L'Iran a tiré des missiles sur Israël, deuxième attaque en six mois

  • L'Iran a tiré mardi des dizaines de missiles sur Israël en riposte à l'assassinat de ses alliés, les chefs du Hezbollah libanais et du Hamas palestinien, ses alliés, la deuxième attaque du genre en près de six mois
  • Des missiles d'interception ont été tirés par l'armée israélienne au-dessus de Jérusalem contre des projectiles venant de l'est visibles à leurs traces lumineuses

JERUSALEM: L'Iran a tiré mardi des dizaines de missiles sur Israël en riposte à l'assassinat de ses alliés, les chefs du Hezbollah libanais et du Hamas palestinien, ses alliés, la deuxième attaque du genre en près de six mois.
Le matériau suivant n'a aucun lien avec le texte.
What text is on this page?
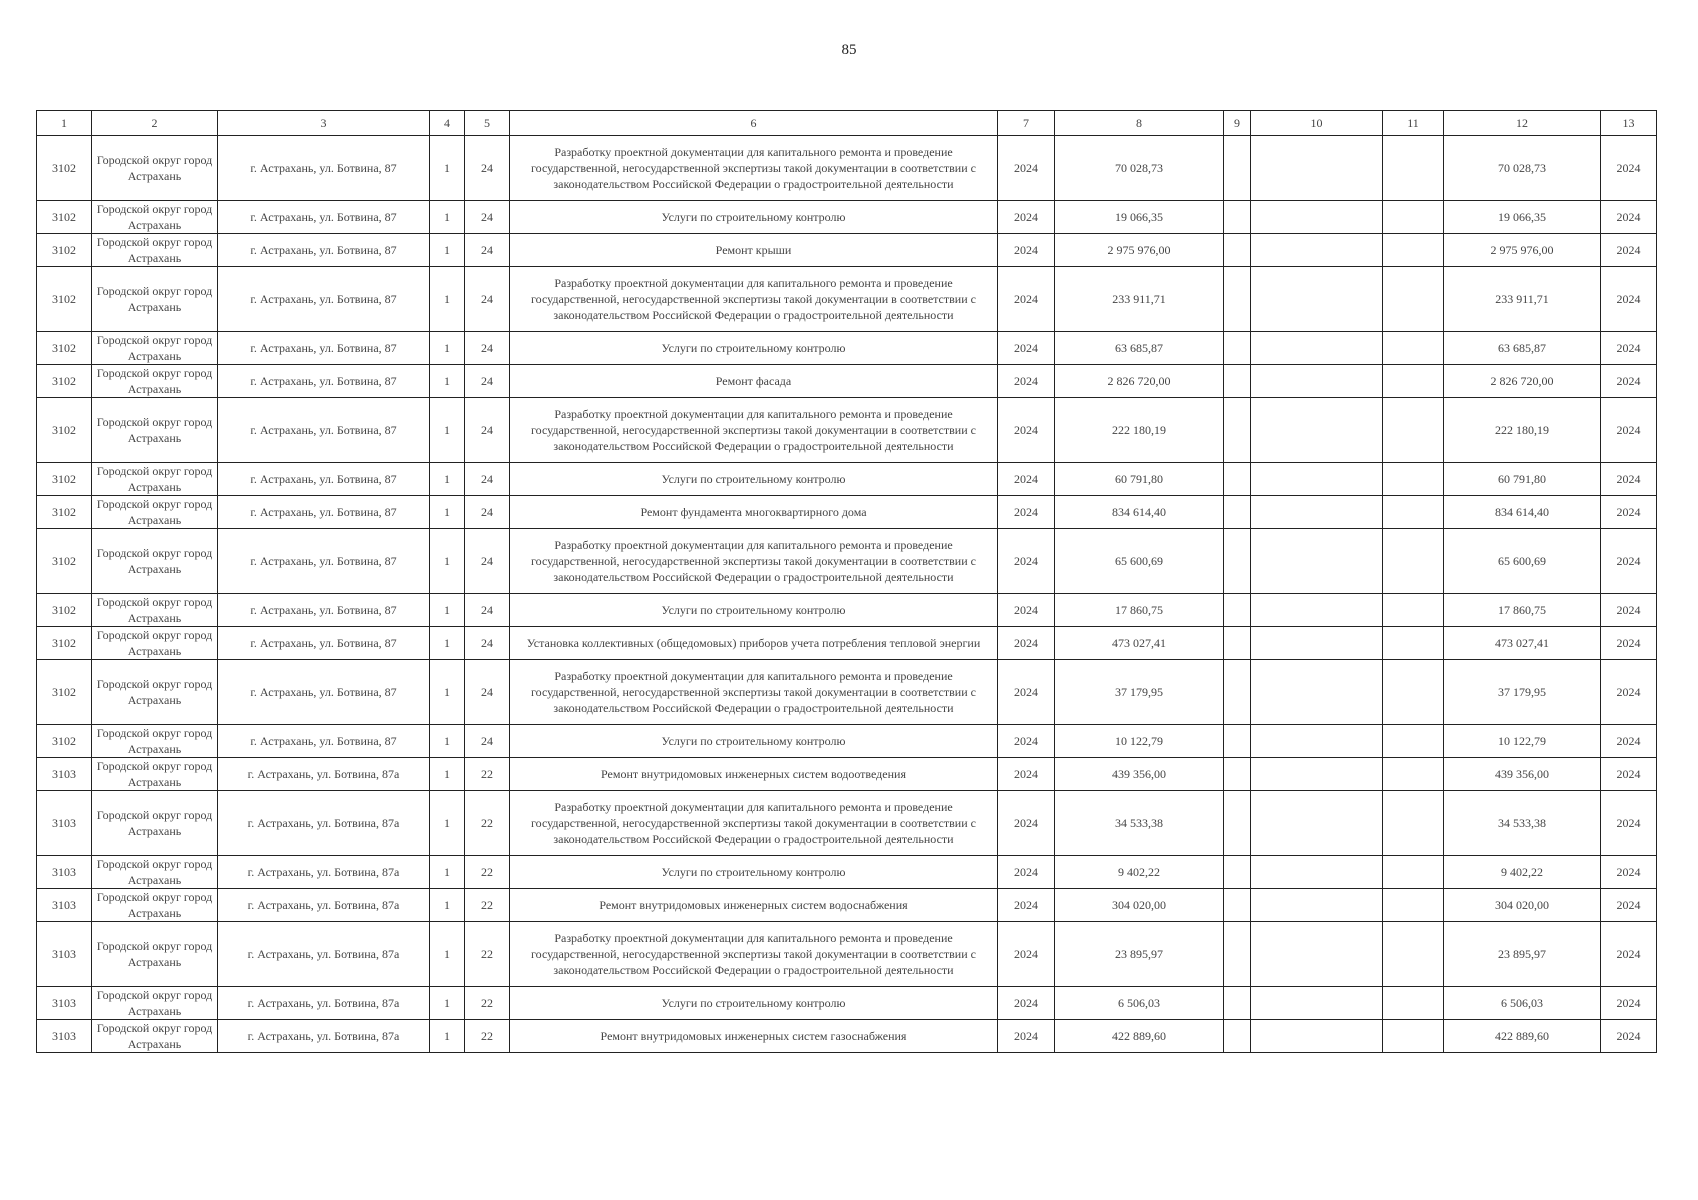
85
1	2	3	4	5	6	7	8	9	10	11	12	13
3102	Городской округ город Астрахань	г. Астрахань, ул. Ботвина, 87	1	24	Разработку проектной документации для капитального ремонта и проведение государственной, негосударственной экспертизы такой документации в соответствии с законодательством Российской Федерации о градостроительной деятельности	2024	70 028,73				70 028,73	2024
3102	Городской округ город Астрахань	г. Астрахань, ул. Ботвина, 87	1	24	Услуги по строительному контролю	2024	19 066,35				19 066,35	2024
3102	Городской округ город Астрахань	г. Астрахань, ул. Ботвина, 87	1	24	Ремонт крыши	2024	2 975 976,00				2 975 976,00	2024
3102	Городской округ город Астрахань	г. Астрахань, ул. Ботвина, 87	1	24	Разработку проектной документации для капитального ремонта и проведение государственной, негосударственной экспертизы такой документации в соответствии с законодательством Российской Федерации о градостроительной деятельности	2024	233 911,71				233 911,71	2024
3102	Городской округ город Астрахань	г. Астрахань, ул. Ботвина, 87	1	24	Услуги по строительному контролю	2024	63 685,87				63 685,87	2024
3102	Городской округ город Астрахань	г. Астрахань, ул. Ботвина, 87	1	24	Ремонт фасада	2024	2 826 720,00				2 826 720,00	2024
3102	Городской округ город Астрахань	г. Астрахань, ул. Ботвина, 87	1	24	Разработку проектной документации для капитального ремонта и проведение государственной, негосударственной экспертизы такой документации в соответствии с законодательством Российской Федерации о градостроительной деятельности	2024	222 180,19				222 180,19	2024
3102	Городской округ город Астрахань	г. Астрахань, ул. Ботвина, 87	1	24	Услуги по строительному контролю	2024	60 791,80				60 791,80	2024
3102	Городской округ город Астрахань	г. Астрахань, ул. Ботвина, 87	1	24	Ремонт фундамента многоквартирного дома	2024	834 614,40				834 614,40	2024
3102	Городской округ город Астрахань	г. Астрахань, ул. Ботвина, 87	1	24	Разработку проектной документации для капитального ремонта и проведение государственной, негосударственной экспертизы такой документации в соответствии с законодательством Российской Федерации о градостроительной деятельности	2024	65 600,69				65 600,69	2024
3102	Городской округ город Астрахань	г. Астрахань, ул. Ботвина, 87	1	24	Услуги по строительному контролю	2024	17 860,75				17 860,75	2024
3102	Городской округ город Астрахань	г. Астрахань, ул. Ботвина, 87	1	24	Установка коллективных (общедомовых) приборов учета потребления тепловой энергии	2024	473 027,41				473 027,41	2024
3102	Городской округ город Астрахань	г. Астрахань, ул. Ботвина, 87	1	24	Разработку проектной документации для капитального ремонта и проведение государственной, негосударственной экспертизы такой документации в соответствии с законодательством Российской Федерации о градостроительной деятельности	2024	37 179,95				37 179,95	2024
3102	Городской округ город Астрахань	г. Астрахань, ул. Ботвина, 87	1	24	Услуги по строительному контролю	2024	10 122,79				10 122,79	2024
3103	Городской округ город Астрахань	г. Астрахань, ул. Ботвина, 87а	1	22	Ремонт внутридомовых инженерных систем водоотведения	2024	439 356,00				439 356,00	2024
3103	Городской округ город Астрахань	г. Астрахань, ул. Ботвина, 87а	1	22	Разработку проектной документации для капитального ремонта и проведение государственной, негосударственной экспертизы такой документации в соответствии с законодательством Российской Федерации о градостроительной деятельности	2024	34 533,38				34 533,38	2024
3103	Городской округ город Астрахань	г. Астрахань, ул. Ботвина, 87а	1	22	Услуги по строительному контролю	2024	9 402,22				9 402,22	2024
3103	Городской округ город Астрахань	г. Астрахань, ул. Ботвина, 87а	1	22	Ремонт внутридомовых инженерных систем водоснабжения	2024	304 020,00				304 020,00	2024
3103	Городской округ город Астрахань	г. Астрахань, ул. Ботвина, 87а	1	22	Разработку проектной документации для капитального ремонта и проведение государственной, негосударственной экспертизы такой документации в соответствии с законодательством Российской Федерации о градостроительной деятельности	2024	23 895,97				23 895,97	2024
3103	Городской округ город Астрахань	г. Астрахань, ул. Ботвина, 87а	1	22	Услуги по строительному контролю	2024	6 506,03				6 506,03	2024
3103	Городской округ город Астрахань	г. Астрахань, ул. Ботвина, 87а	1	22	Ремонт внутридомовых инженерных систем газоснабжения	2024	422 889,60				422 889,60	2024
"Cette attaque aura des conséquences. Nous avons des plans et nous agirons à l'endroit et au moment que nous aurons décidés", a averti le porte-parole de l'armée israélienne, le contre-amiral Daniel Hagari.

Des missiles d'interception ont été tirés par l'armée israélienne au-dessus de Jérusalem contre des projectiles venant de l'est visibles à leurs traces lumineuses, ont constaté des journalistes de l'AFP.

Des dizaines de détonations ont été entendues et des explosions étaient visibles dans le ciel. Les sirènes d'alerte ont retenti à travers le territoire israélien. Le trafic a été totalement interrompu à l'aéroport Ben Gourion de Tel-Aviv et l'espace aérien israélien fermé.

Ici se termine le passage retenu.